Most cultures have been based on men, not laws. The transition to a system of transparent, even-handed, non-tribal legalistic methods is very difficult, even for societies which want to be more western and open to development, much less for those determined to remain closed and controlled.
Japan’s banking collapse, the problems experienced in transition by the Russians and Chinese, and the outright hostility of the various Islamic societies, are reactions to the idea that people should be treated with a reasonalbe equality before the law, and that legal/commercial procedures should be transparent and accessible.
I have written on this subject before many times. The reason Western culture is so feared and even hated by many around the world is not that it is evil, but that it is so threatening to the traditional ways that so many people and societies rely on to provide a familiar landscape within which to operate.
Western, especially American, cultural norms displace the importance of family ties, tribal loyalties, traditional jobs and methods of performing work, skills that have been important for centuries are suddenly meaningless, powerful and comfortable relationships become unimportant, religious leaders no longer determine what should or should not be permitted.
Commercial culture is hated becasue nothing is sacred, nothing is hidden, nothing is reserved only for the elite, and the successful have more than the unsuccessful, even if those unsuccessful used to be very important people once upon a time when one’s family name or caste were more important than talent or hard work.

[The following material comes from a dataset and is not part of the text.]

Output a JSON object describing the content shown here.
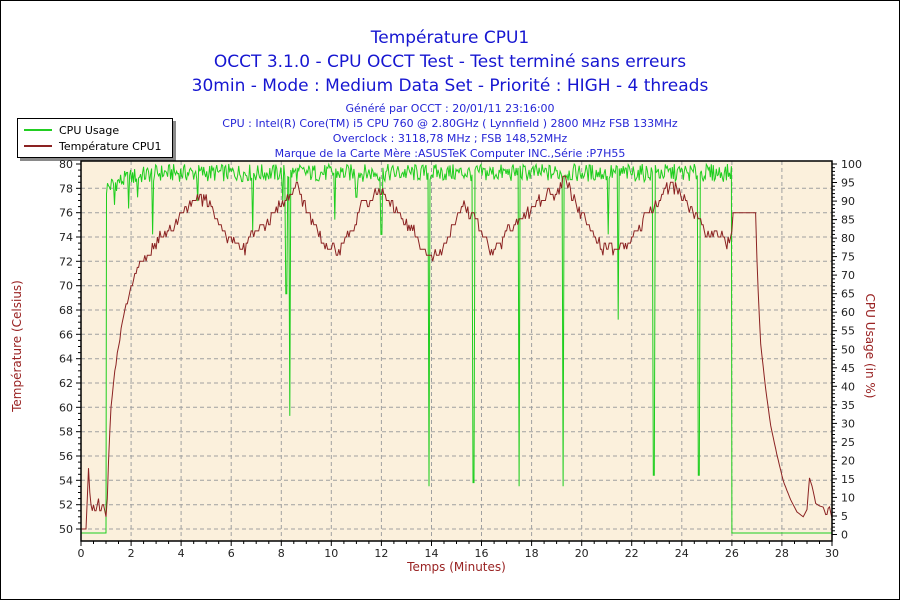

We are now replaying the development of industrial, scientific culture in Europe on a world wide scale. Societies that had spent thousands of years farming small plots and herding animals are confronted with factories, universities, ideas, religions, and cultural norms which undermine everything they once knew and counted on to make sense of the universe.
Europe killed millions uncounted trying to figure out how to deal with such a revolutionary changes in mens’ relationships with each other and nature, and god. It is not surprising a similar confused, violent struggle is taking place around the world as this upheaval spreads to every part of the Earth.
European culture has been yeast in the world’s dough for several centuries. The little germs causing all the bubbles are empirical science as a mode of thought, and a legalistic social structure within which to operate societies’ major functions.
The American engine is now pulling most of the world into the 21st century, whether they want to go there or not. My children, and theirs, will live in interesting times, as have we all. How could it be any other way?